La plupart des gens apportent un soin particulier à leur chambre, moi, c’est tout le contraire. Ca a toujours été un lieu strictement fonctionnel, destiné à y dormir. Et la votre, elle est comment ? J’aime les chambres de filles de mes copines, avec guirlandes lumineuses, coussins soyeux et bougies parfumées. Je les trouve marrantes. Ma chambre, à moi, pourrait être celle d’un homme, elle ne dit rien de moi. Elle est froide, blanche et encombrée d’objets que je n’aime pas tandis que mon salon est exotique, chaleureux et ensoleillé. Je me suis demandé, alors, pourquoi j’avais toujours négligé cette pièce de mon intérieur. Celle qui symbolise l'intimité.
Je me suis remémoré toutes les chambres que j’avais occupées, plus ou moins longtemps : 21 chambres en 36 ans ! C'est beaucoup, non ?
Le constat de Myriam, lors de mon bilan de compétences il y a 3 ans, m’est revenu en mémoire « Votre vie est parsemée d’arrachements et de ruptures.» J’avais fondu en larmes, elle était restée à côté de moi, silencieuse. Son regard et son sourire bienveillants étaient comme l’épaule d’un ami. Moment difficile mais sans doute nécessaire, qui m’a permis de comprendre certaines choses et de faire un peu la paix avec mon passé.
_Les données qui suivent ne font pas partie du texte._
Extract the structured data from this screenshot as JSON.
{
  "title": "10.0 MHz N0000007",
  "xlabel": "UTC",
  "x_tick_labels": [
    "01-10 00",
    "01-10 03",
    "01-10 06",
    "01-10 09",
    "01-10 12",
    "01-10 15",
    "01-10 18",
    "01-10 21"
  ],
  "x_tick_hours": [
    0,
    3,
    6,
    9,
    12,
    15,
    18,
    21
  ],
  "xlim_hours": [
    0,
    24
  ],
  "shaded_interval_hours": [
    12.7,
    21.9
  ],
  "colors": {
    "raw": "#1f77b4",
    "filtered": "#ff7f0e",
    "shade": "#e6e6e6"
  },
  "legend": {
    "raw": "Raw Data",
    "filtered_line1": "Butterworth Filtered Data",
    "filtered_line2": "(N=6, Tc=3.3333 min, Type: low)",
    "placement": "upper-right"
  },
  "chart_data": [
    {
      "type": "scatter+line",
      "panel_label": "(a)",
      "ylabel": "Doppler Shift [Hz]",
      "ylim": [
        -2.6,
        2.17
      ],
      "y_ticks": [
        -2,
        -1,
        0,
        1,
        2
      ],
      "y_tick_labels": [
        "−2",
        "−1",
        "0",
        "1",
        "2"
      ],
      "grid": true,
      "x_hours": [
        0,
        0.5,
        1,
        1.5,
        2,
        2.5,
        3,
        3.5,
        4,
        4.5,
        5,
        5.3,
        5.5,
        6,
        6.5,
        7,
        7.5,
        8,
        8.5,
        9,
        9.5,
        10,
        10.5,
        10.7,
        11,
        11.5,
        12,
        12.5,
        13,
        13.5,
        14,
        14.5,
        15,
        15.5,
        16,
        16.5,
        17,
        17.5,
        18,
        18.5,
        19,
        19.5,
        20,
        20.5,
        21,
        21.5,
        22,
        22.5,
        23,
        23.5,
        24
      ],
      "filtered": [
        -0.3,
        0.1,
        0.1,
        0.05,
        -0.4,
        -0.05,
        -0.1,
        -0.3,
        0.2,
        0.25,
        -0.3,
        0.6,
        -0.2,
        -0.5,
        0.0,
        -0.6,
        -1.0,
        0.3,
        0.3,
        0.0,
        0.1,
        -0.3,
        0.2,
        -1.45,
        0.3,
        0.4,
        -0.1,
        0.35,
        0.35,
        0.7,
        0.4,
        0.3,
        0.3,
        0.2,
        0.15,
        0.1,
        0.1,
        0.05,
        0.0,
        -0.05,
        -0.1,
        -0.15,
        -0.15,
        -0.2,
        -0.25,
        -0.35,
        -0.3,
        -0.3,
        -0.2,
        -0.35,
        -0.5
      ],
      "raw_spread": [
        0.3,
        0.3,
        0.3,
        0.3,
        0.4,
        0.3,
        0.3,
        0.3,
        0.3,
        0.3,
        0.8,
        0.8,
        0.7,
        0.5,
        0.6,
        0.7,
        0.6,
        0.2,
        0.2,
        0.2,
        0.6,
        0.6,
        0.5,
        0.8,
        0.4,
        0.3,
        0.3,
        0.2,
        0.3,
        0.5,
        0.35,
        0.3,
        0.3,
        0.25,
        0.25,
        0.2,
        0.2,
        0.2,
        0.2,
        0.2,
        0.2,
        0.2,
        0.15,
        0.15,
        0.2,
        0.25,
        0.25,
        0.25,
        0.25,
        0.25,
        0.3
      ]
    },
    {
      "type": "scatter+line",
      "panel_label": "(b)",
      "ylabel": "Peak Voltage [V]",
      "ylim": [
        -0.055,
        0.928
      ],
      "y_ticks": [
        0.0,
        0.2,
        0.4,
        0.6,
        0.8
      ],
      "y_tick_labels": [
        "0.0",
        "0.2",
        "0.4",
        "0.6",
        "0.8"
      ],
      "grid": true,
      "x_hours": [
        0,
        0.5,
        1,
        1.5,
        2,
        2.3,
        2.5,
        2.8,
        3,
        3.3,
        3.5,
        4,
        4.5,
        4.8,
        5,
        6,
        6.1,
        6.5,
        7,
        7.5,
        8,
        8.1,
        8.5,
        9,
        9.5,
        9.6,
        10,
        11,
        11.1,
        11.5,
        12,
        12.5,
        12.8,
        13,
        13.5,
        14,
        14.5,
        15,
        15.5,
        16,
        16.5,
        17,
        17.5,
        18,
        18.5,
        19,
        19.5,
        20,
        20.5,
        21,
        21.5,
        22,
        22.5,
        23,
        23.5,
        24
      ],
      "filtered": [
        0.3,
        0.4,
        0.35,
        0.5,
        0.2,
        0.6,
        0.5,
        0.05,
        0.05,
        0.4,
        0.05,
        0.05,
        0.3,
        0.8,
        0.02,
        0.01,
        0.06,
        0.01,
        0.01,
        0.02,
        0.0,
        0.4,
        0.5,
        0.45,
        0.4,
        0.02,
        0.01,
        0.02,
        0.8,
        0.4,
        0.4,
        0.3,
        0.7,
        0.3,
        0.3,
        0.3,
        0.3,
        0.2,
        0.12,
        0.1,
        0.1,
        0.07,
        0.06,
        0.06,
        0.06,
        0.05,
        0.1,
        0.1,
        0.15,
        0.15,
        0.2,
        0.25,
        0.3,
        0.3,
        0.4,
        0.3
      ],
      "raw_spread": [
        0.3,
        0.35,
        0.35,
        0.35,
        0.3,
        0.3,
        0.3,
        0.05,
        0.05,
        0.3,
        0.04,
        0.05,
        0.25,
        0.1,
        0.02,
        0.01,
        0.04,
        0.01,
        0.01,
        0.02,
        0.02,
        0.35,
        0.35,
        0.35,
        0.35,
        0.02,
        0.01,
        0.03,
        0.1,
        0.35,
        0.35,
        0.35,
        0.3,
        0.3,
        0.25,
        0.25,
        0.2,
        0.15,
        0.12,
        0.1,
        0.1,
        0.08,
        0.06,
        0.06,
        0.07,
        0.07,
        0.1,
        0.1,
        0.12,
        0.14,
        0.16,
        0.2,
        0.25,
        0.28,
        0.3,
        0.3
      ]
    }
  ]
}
Aînée de 3, j’ai pratiquement toujours partagé ma chambre, d’abord avec mon frère, puis avec ma petite sœur. Quand j’ai vécu seule, ce fut en studio où la pièce unique faisait office de tout, salon, cuisine et chambre, et de rien, donc.
En Irlande, les chambres étaient entièrement meublées - et très moches - (en bleu, ce qui est loin d’être ma couleur favorite). Elles auraient dû constituer un refuge pour m’isoler des autres, mais j’y passais finalement peu de temps. Je leur préférais la cuisine où ustensiles et livres de recettes parlaient de moi. Là-bas,pendant 6 ans, j’ai vraiment perdu le goût de décorer mon chez-moi, puisqu’il ne l’était pas.
J'ai déjà prévenu JM que j'allais le réquisitionner bientôt pour peindre et percer les murs. Je vais me débarrasser, une bonne fois pour toutes, des traces du passé qui encombrent mon présent. Je suis prête à laisser s’exprimer le festival de mon intimité. A laisser voir qui je suis, au fond de moi. Enfin.